The Attribution service based on parameter defines service for purposes of attribution and therefore determines when the attribution period commences. If custom rates vary by “years of service”, the Attribution service based on parameter also defines the service breakpoints, i.e., when the attribution rates change; if custom rates vary by points, this parameter similarly defines the service added to the age to obtain the points. This parameter may refer to a date from which to measure service or to the amount of service completed as of the valuation date. This service is then accumulated when ProVal calculates the attributed benefit. Typically, this parameter references a database Field that refers to either current service or a service start date. Select the desired field from among the numeric and date fields unhidden in the current Project. Alternatively, if you need fractional service attribution (e.g., hours-related service) or rounding (e.g., completed years), select from the library of Service Definitions. The image/backdoor_button.gif button accesses the library to create and modify Service Definitions.

 

Notes regarding accrual rate proration attribution:

As mentioned at the beginning of this article, the methodology of accrual rate proration attribution, when custom attribution rates are used, is described briefly below. For more detail, see our Technical Reference article entitled PUC and UC attribution.

Projected Unit Credit (PUC)

The benefit formula component (BFT) with accumulated accrual rates (RATES) will be attributed as follows, in the absence of custom attribution rates, to derive PUC liabilities:

pucBFT[r] = BFT[r] * (RATES[x] / RATES[r])

where x is the age at the valuation date and r is the age at decrement.

If you click the Attribution button, you can substitute separate attribution rates for PUC. The revised equation becomes:

pucBFT[r] = BFT[r] * (pucRATES[x] / pucRATES[r])

For a cash balance component, BFT[r], of course, includes interest credits to decrement age r. pucRATES[x] and pucRATES[r] may include interest credits to decrement age r at your option. To reflect interest credits in the proration fraction’s numerator and denominator, check the Apply cash balance crediting rate (to attribution rate) box.

Unit Credit (UC)

Separate attribution rates generally are not needed to derive unit credit liabilities. If custom attribution rates are not defined, accrual rate proration will attribute BFT as indicated in the Technical Reference article, yielding:

ucBFT[r] = BFT[x]

For a cash balance component, BFT[x] will include interest to decrement age r.

However, if you

  1. have separate attribution rates for PUC and

  2. want UC liabilities to equal PUC liabilities without projected salary (i.e., without projected BASIS),

click the Attribution button and specify separate attribution rates for UC (presumably equal to the attribution rates for PUC). The modified formula becomes, as indicated in the Technical Reference article:

ucBFT[r] = BFT[x] * (ucRATES[x] / ucRATES[r]) / (RATES[x] / RATES[r]).

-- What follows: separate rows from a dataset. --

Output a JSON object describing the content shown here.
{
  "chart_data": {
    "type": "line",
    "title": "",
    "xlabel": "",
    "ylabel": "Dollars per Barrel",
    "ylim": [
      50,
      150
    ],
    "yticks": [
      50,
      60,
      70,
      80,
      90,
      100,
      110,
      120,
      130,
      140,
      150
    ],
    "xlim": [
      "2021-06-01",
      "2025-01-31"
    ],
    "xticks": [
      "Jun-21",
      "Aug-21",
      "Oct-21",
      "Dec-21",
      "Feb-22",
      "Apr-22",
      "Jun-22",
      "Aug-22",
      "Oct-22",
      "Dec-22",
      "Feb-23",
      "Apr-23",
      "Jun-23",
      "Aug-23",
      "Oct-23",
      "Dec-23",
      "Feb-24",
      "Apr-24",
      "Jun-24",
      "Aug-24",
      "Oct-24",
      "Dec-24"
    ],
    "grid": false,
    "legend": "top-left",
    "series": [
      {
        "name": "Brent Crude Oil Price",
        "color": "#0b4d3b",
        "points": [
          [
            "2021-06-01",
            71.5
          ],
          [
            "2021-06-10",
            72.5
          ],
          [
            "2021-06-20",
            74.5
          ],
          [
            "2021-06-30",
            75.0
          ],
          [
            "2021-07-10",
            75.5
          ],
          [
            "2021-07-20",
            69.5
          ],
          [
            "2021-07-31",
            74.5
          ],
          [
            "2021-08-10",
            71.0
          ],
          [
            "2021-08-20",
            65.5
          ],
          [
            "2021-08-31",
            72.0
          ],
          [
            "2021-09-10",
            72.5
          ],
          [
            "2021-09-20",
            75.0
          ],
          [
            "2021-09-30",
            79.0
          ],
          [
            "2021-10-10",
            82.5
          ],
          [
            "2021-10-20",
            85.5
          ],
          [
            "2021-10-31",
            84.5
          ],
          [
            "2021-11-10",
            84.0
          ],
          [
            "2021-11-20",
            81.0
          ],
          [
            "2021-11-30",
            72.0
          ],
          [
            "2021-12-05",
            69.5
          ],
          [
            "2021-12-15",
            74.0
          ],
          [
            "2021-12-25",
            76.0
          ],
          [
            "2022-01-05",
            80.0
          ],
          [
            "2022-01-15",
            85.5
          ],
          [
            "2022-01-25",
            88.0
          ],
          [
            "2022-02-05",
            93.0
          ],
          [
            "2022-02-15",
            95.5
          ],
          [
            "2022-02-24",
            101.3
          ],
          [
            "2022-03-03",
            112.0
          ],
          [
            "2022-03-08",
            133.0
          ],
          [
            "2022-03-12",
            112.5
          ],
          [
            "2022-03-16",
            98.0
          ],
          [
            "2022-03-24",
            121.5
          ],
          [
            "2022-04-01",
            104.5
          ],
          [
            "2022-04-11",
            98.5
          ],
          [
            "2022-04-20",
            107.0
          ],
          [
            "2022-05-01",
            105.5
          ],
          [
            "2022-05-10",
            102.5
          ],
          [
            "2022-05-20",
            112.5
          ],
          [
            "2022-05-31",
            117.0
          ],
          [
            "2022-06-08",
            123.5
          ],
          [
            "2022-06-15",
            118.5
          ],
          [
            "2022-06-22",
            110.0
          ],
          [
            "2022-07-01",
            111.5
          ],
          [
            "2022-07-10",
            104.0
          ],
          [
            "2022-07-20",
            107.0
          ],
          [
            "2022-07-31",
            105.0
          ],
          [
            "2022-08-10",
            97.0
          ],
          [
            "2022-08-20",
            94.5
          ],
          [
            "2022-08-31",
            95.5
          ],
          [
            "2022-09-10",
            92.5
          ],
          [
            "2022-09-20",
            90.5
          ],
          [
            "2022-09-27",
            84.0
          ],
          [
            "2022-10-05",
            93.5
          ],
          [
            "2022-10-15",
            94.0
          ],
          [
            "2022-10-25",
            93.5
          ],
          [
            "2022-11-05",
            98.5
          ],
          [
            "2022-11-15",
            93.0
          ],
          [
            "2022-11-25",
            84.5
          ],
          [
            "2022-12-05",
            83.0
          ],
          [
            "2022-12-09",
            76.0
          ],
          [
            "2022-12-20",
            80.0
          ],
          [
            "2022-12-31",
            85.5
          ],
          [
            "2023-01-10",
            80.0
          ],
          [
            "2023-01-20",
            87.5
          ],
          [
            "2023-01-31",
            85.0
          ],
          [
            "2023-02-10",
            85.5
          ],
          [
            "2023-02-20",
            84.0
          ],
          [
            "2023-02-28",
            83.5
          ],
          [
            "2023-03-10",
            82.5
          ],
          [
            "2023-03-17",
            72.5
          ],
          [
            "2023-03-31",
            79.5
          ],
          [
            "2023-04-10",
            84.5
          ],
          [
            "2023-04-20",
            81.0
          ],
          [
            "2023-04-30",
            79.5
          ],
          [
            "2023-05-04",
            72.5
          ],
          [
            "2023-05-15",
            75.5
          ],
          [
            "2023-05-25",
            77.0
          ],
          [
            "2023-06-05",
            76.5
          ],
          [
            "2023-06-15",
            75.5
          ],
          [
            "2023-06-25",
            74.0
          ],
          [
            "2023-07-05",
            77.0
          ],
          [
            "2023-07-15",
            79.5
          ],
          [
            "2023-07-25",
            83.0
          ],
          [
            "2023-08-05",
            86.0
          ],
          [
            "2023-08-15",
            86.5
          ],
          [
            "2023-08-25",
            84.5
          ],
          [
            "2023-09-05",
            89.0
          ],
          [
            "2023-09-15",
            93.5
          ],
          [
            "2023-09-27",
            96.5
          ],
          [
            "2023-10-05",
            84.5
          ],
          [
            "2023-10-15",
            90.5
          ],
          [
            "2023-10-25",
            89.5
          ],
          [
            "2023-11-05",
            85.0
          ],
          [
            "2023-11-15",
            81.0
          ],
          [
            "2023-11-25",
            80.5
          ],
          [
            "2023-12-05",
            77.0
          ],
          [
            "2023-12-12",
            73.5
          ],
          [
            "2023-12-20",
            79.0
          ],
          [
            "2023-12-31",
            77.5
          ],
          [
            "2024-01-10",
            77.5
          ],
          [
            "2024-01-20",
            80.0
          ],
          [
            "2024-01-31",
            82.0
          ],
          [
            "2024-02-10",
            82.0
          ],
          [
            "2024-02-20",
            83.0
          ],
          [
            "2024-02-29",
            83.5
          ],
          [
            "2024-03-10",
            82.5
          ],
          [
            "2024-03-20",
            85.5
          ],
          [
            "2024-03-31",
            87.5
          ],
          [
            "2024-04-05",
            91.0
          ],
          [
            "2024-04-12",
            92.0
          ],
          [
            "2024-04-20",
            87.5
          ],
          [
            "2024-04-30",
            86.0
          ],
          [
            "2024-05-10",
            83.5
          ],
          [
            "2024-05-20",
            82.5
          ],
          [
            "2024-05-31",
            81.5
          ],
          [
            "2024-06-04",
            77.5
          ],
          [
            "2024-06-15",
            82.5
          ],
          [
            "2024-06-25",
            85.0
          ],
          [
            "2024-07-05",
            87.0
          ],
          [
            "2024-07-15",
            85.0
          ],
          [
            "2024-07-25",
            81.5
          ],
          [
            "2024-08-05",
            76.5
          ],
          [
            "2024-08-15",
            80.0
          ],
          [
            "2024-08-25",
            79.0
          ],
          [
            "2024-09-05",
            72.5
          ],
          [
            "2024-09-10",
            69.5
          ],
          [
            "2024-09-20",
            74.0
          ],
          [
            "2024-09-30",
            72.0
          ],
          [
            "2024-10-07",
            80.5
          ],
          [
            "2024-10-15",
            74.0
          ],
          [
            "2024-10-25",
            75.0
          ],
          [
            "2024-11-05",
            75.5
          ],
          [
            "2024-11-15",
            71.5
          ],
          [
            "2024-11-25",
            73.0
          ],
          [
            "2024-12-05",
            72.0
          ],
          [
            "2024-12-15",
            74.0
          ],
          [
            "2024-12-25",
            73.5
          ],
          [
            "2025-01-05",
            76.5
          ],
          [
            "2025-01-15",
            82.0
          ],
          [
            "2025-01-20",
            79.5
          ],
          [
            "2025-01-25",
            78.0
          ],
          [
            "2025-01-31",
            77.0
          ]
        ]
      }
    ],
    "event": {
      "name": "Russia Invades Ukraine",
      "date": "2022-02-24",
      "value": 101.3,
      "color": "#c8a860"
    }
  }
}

To see how this works, consider a component with a final average accrual format. We know that BFT[age] = RATES[age] * BASIS[age], so this equation reduces to:

ucBFT[r] = (RATES[x] * BASIS[x]) * (ucRATES[x] / ucRATES[r]) / (RATES[x] / RATES[r])

 = (RATES[r] * BASIS[x]) * (ucRATES[x] / ucRATES[r])

 = (RATES[r] * BASIS[x]) * (pucRATES[x] / pucRATES[r]).

The PUC formula reduces to:

pucBFT[r] = BFT[r] * (pucRATES[x] / pucRATES[r])

 = (RATES[r] * BASIS[r]) * (pucRATES[x] / pucRATES[r])

Comparing the two formulas, we see that UC uses BASIS[x] and PUC uses BASIS[r]. That is, they are the same except for the BASIS projection, which is what we wanted.